“Mr. Winsloe, we’ve got a big thing in hand, but the best of weather for it. We’ll take each whale alongside and get the heads off first, lettin’ them all tow astern as we cut them off. Then we’ll put all our vim into gettin’ the carcasses skinned, and if the boys only work as they ought, I think we might get the back of the work broken by eight bells to-night.”

Winsloe only grunted, for he was a man of few words, and, slouching forrard, roared, “Turn to!”

Now it would be quite easy for me to take an entire chapter in the attempt to explain the nature and progress of the gigantic task that was accomplished by those forty men, toiling almost incessantly from noon until daylight the next morning; but as the great business has nothing adventurous or thrilling about it, I fear I could not make it interesting. Only I feel that I would like you to realize the scene. The immense masses of blubber being hove inboard by the full power of the crew at the windlass, the great tackles groaning and the ship canting over under the load, the unwearying thrust and recover of the long-handled spades as the toiling officers and harponeers laboured to disjoint the huge heads or scarph the blubber so that it would strip easily from the carcasses, the fitful weird glare of the cressets of blazing “scrap” (pieces of blubber from which the oil has been boiled disposed about the ship to give light to the toilers), and just outside that tiny circle of human labour the solemn vastness of the darkling ocean, the loneliness of that untraversed sea.

But I should do scant justice to the picture if I failed to note how, within that apparently charmed circle which had the ship for its centre, the deep was alive, luminous and vivid. The ceaseless come and go of the ravenous sea-scavengers, striving with all their wonderful energy to get a share of the great feast that was spread, was in itself a sight to linger in the memory as long as life should last, had the workers but time to look at it. And to complete the uncanny interest of the whole strange scene, there was the uneasy passings and melancholy voices of the sea-birds, flitting whitely through the gloom, impatiently waiting for the day.

Daylight saw the huge task completed, and the ship’s deck from one end to the other blocked with the mighty masses of case and junk and blanket pieces. The blubber-room, as the square of the main-hatch down to the ’tween decks and for about ten feet on either side of it is called, was choked full of blubber, not another slice could be got down, and in consequence all the rest had to be piled on deck. Old whalemen will doubt the possibility of such a feat as the cutting in of five sperm whales in twenty hours until I explain that none of the whales were too large to have the case lifted inboard, and that, of course, makes all the difference; for I have been twenty-four hours engaged in cutting in one whale, and with a smart man in charge too. But then that whale was so huge that many time-wasting things had to be done that were unnecessary in the case I am relating.

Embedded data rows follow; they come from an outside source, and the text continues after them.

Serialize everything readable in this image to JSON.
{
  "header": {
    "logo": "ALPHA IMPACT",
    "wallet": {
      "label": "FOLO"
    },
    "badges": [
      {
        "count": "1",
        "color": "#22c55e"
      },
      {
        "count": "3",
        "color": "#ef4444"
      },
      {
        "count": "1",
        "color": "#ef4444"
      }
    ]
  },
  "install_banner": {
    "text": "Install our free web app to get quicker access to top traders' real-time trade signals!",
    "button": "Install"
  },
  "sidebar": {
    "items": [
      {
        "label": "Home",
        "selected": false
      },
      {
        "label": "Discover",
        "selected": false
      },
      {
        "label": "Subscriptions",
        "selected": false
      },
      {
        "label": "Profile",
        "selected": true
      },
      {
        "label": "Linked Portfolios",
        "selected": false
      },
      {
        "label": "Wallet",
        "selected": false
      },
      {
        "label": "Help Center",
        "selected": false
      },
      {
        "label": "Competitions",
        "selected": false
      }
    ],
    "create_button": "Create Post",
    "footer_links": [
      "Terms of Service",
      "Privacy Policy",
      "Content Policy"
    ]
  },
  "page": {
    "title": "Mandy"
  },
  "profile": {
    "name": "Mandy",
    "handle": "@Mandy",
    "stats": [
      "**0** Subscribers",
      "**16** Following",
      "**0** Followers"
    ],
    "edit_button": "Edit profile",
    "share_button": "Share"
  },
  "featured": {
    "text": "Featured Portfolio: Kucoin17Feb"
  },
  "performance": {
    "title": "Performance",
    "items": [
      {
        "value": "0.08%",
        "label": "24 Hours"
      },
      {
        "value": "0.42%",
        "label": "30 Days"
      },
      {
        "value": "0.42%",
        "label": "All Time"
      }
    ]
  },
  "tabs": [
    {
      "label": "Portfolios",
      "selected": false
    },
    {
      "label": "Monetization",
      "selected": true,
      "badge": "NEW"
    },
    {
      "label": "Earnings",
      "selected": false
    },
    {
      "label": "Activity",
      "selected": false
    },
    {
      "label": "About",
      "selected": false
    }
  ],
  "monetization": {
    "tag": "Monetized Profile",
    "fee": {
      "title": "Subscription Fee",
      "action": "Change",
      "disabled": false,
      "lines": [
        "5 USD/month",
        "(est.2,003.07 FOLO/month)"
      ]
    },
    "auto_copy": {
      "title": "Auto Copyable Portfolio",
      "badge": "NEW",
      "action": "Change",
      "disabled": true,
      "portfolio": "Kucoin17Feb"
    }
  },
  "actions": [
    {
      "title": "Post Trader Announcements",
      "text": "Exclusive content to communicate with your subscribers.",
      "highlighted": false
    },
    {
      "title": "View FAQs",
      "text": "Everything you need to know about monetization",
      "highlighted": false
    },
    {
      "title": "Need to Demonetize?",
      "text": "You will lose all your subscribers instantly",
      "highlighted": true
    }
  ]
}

As the last case was hove on board and secured, the skipper gave a long sigh of relief and cried—

“Spell ho! all hands. Mr. Winsloe, give the boys three hours’ rest, good, and then we’ll start blubber watches (six hours on and six hours off); and say, you cook-man, just you see to it that the men get the best breakfast that can be scared up in the ship.” And as he turned away towards the stern the oil dripped from his hair, his clothing, and squished out of his sea-boots, for the captains of those ships, if they drove their crews, drove themselves hardest of all, and no man could say that his skipper could only drive, not lead.

Now, impossible as it may seem to us, there was no attempt made to change clothing. Just a perfunctory wipe of hands and face with oakum wads preliminary to a wolfish devouring of food, for all were outrageously hungry. That everything eaten and even the tobacco smoked afterwards was reeking with oil nobody minded, for in truth the product of the sperm whale when absolutely fresh as this was is as bland and pleasant as the purest olive oil: it is only when it gets stale and rancid that its unpleasant taste and odour become manifest.

The short respite worked wonders for the toilers, although those of them who had to resume work at 10 a.m., four bells, thought longingly of the greasy bunks in which the fortunate members of the watch below were recuperating from their heavy labours. But a spirit of emulation was aboard, and there was no cursing or driving; every man therefore did his best to reduce the chaos on deck to something like order. The huge cases were split open one after the other, the spermaceti baled out and passed into tanks below, and as each was scraped dry it was hauled to the waist and pushed through the open gangway into the sea, where, in spite of the vast banquet given them in the carcasses of the whales during the night, there were thousands of gaping candidates for more.

As the fierce sun came out and beat down upon the piles of blubber the oil exuded and filled the decks, for all the scuppers and wash-ports were closed tightly, and there was no time to bale or place to bale the oil into until the fires in the try-works should be started. But by dint of the hardest, most unremitting toil, at midday enough of a clearance had been made to start the fires and the work of boiling down began. And here I must leave the business for a while because, although it has not its parallel in any other work ashore, it is dirty, greasy, smelly; full of sordid discomforts, and difficult indeed to see the romance of except to the privileged few who have strong imaginations.